Y sin embargo, el amo tampoco puede crear una situación de exclusión perfecta, es decir, una donde el deseo del amo no sea deseado por el esclavo. Esto se debe a que el deseo del amo solo tiene valor si el esclavo lo desea para sí. El deseo multiplica su valor entre más personas lo deseen. El amo necesita que el esclavo desee su deseo para sí mismo. Aquí aparece una situación contradictoria. El esclavo debe y no debe desear lo propio del amo. Debe hacerlo, porque sin ese deseo el deseo del amo pierde valor; no debe hacerlo porque si lo hace su deseo entra en conflicto con el amo. El amo se equivoca, entonces, cuando cree que el resentimiento cesa si el esclavo simplemente deja de desear lo propio del amo. El esclavo debe resentir al amo, porque debe desear lo del amo para que el amo mismo tenga valor de amo, pero el amo le negará la satisfacción de ese deseo.

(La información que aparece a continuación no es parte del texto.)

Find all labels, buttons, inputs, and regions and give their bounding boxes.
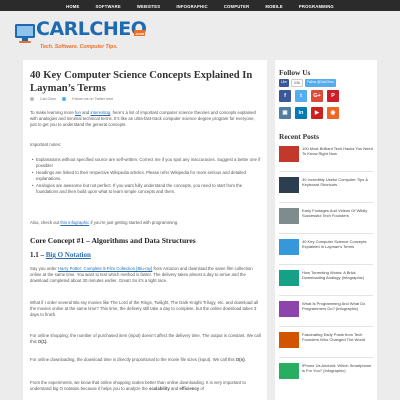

El amo, al mismo tiempo, debe resentir al esclavo porque éste, pese a todo, ha logrado una revolución contradictoria: que el deseo del amo sea susceptible de ser deseado legítimamente por los esclavos (el capitalismo es todavía el orden del deseo del amo por otros medios, como sabe cualquiera que haya leído La constitución de la libertad de Hayek con un poco de sospecha). El capitalismo, en consecuencia, es un sistema que provoca el resentimiento en el amo y el esclavo. No puede funcionar como se describía al principio: es decir, como uno donde cada uno hace lo que debe en armonía. ¿Pero acaso existe una salida a esta dialéctica del deseo?